We published a paper on the nonlinear dynamics of Neanderthal extinction in this month’s PNAS. Once we started writing the manuscript, I started keeping all of the files under version control. After we had finished the paper, I went on GitHub and downloaded the TeX source files for each version of the manuscript. I used Python’s difflib on a directory of the .tex
files, to track the changes in the paper from one iteration to the next.

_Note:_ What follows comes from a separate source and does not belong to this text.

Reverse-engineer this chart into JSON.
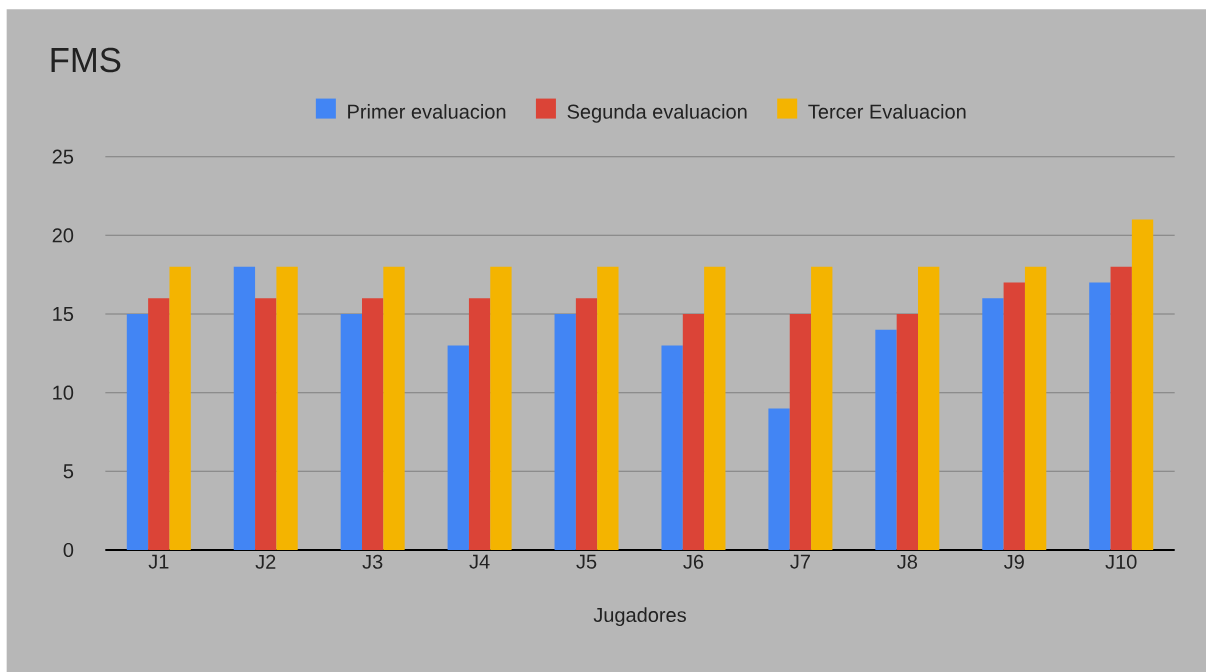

The graph shows changes that brought the manuscript closer to the final manuscript version, with some of the major events labelled. You can see that, while the reviews caused us to rewrite many portions of the final paper (about 40% of all of the characters in the file were touched), these edits were concentrated in two bursts: the edits to get the paper accepted, and then an equal number of edits in the proofs stage (the last data point). A slightly more analog version of this data set looks like this:
Another interesting question might be the degree to which revisions altered the text, replaced the text, or reverted previous changes. The graph below shows changes in the number of characters from each revision to the next (this is sort of like taking the time derivative of the graph above). By comparing the red and blue curves, it can be seen that most long-term oscillations involved us adding and removing entire sections to the manuscript, but shorter term oscillations (like the zig-zags in July) can be attributed to us adding and then removing the same set of text.
The code I used to parse the file names, analyze the LaTeX source files, and extract the dates is here on GitHub. I added axes labels and annotations using Adobe Illustrator.